Daily Mirror (Northern Ireland)
STUB OUT SMOKING IN SOCIAL HOUSING
Ban urged as blight twice as bad across council estates
SOCIAL housing tenants could be ordered to stop smoking in the latest blitz on the unhealthy habit.
The recommendation was made in a report that found smoking is now “highly concentrated” on council estates, where it is twice as common.
Tenants are also less likely to quit despite trying as often as other smokers, it adds.
The report, by two All Party Parliamentary Groups and charity Ash, proposes new social housing could be designated smoke-free – and suggests offering tenants vaping kits. It also points out that most private landlords include no-smoking clauses in agreements.
Ash’s Hazel Cheeseman said: “We are not saying all new developments should be [smoke-free] but it’s something that housing associations should look at.
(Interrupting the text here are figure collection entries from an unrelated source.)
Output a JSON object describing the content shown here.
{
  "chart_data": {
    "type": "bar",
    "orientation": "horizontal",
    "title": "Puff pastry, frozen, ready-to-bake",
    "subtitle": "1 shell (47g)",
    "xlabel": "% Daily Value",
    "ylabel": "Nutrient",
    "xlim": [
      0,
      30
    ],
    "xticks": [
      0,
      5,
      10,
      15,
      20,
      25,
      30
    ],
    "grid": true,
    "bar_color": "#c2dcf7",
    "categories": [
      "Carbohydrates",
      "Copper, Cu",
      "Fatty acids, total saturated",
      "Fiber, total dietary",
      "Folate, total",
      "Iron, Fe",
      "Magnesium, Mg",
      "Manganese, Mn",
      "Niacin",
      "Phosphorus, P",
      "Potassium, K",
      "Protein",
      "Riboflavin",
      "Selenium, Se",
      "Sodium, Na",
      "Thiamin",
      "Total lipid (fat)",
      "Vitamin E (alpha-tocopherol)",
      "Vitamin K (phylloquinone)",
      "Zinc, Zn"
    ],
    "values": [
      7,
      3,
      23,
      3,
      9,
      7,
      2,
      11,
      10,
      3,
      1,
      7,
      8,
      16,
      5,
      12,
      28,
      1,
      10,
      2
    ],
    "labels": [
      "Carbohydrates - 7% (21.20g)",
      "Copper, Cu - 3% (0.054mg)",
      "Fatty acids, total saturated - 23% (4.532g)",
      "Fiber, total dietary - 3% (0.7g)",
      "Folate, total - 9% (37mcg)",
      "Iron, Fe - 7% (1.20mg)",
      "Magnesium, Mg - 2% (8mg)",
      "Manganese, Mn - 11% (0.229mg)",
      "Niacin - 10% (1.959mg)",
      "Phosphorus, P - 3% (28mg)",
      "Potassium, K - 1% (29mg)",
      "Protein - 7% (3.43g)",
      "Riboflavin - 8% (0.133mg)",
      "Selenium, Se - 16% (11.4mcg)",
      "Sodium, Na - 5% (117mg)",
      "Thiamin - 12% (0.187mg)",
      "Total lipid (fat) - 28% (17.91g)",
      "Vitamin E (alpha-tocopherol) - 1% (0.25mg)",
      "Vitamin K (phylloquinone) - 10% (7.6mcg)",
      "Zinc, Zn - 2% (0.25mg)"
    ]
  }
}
“Their housing for nurses and doctors is already smoke-free, as is housing for students. Moving house is a great time to change your behaviour so you smoke outside or, better still, quit altogether.” The report, co-authored by the APPG on Healthy Homes and Buildings and the APPG on Smoking and Health, calls for “action closer to where people live”. Passive smoking is particularly dangerous for children.
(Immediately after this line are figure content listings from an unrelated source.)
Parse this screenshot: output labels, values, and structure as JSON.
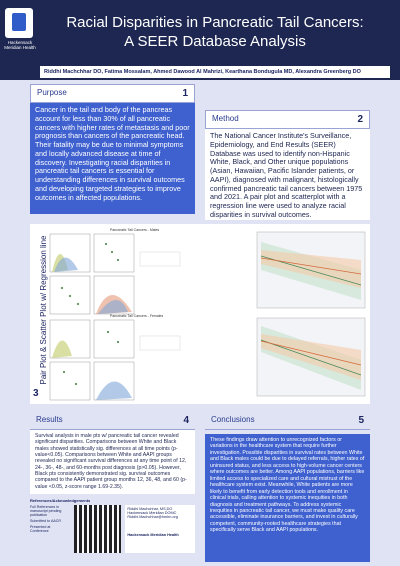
{
  "header": {
    "logo_text": [
      "Hackensack",
      "Meridian Health"
    ],
    "title_lines": [
      "Racial Disparities in Pancreatic Tail Cancers:",
      "A SEER Database Analysis"
    ],
    "authors": "Riddhi Machchhar DO, Fatima Mossalam, Ahmed Dawood Al Mahrizi, Kearthana Bondugula MD, Alexandra Greenberg DO"
  },
  "purpose": {
    "title": "Purpose",
    "number": "1",
    "body": "Cancer in the tail and body of the pancreas account for less than 30% of all pancreatic cancers with higher rates of metastasis and poor prognosis than cancers of the pancreatic head. Their fatality may be due to minimal symptoms and locally advanced disease at time of discovery. Investigating racial disparities in pancreatic tail cancers is essential for understanding differences in survival outcomes and developing targeted strategies to improve outcomes in affected populations."
  },
  "method": {
    "title": "Method",
    "number": "2",
    "body": "The National Cancer Institute's Surveillance, Epidemiology, and End Results (SEER) Database was used to identify non-Hispanic White, Black, and Other unique populations (Asian, Hawaiian, Pacific Islander patients, or AAPI), diagnosed with malignant, histologically confirmed pancreatic tail cancers between 1975 and 2021. A pair plot and scatterplot with a regression line were used to analyze racial disparities in survival outcomes."
  },
  "figure": {
    "label": "Pair Plot & Scatter Plot w/ Regression line",
    "number": "3",
    "panels": [
      "Pancreatic Tail Cancers - Males",
      "Pancreatic Tail Cancers - Females"
    ]
  },
  "results": {
    "title": "Results",
    "number": "4",
    "body": "Survival analysis in male pts w/ pancreatic tail cancer revealed significant disparities. Comparisons between White and Black males showed statistically sig. differences at all time points (p-value<0.05). Comparisons between White and AAPI groups revealed no significant survival differences at any time point of 12, 24-, 36-, 48-, and 60-months post diagnosis (p>0.05). However, Black pts consistently demonstrated sig. survival outcomes compared to the AAPI patient group months 12, 36, 48, and 60 (p-value <0.05, z-score range 1.69-2.35).",
    "references_title": "References/Acknowledgements",
    "references": [
      "Full References in manuscript pending publication",
      "Submitted to AACR",
      "Presented at Conference"
    ],
    "contact": [
      "Riddhi Machchhar, MS,DO",
      "Hackensack Meridian DOMC",
      "Riddhi.Machchhar@hmhn.org",
      "Hackensack Meridian Health"
    ]
  },
  "conclusions": {
    "title": "Conclusions",
    "number": "5",
    "body": "These findings draw attention to unrecognized factors or variations in the healthcare system that require further investigation. Possible disparities in survival rates between White and Black males could be due to delayed referrals, higher rates of uninsured status, and less access to high-volume cancer centers where outcomes are better. Among AAPI populations, barriers like limited access to specialized care and cultural mistrust of the healthcare system exist. Meanwhile, White patients are more likely to benefit from early detection tools and enrollment in clinical trials, calling attention to systemic inequities in both diagnosis and treatment pathways. To address systemic inequities in pancreatic tail cancer, we must make quality care accessible, eliminate insurance barriers, and invest in culturally competent, community-rooted healthcare strategies that specifically serve Black and AAPI populations."
  }
}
Social housing has been falling since the Tories began selling council houses in the 1980s. It covered 17% of households in 2016/17, with 3.9 million homes. Co-author Lee Sugden, of housing association Salix Homes, said: “[Smoking] is disproportionately harming the communities we house and we should ask ourselves what we are doing about it.” Last year, the Government blocked a smoking ban in beer gardens after warnings it would lead to pub closures.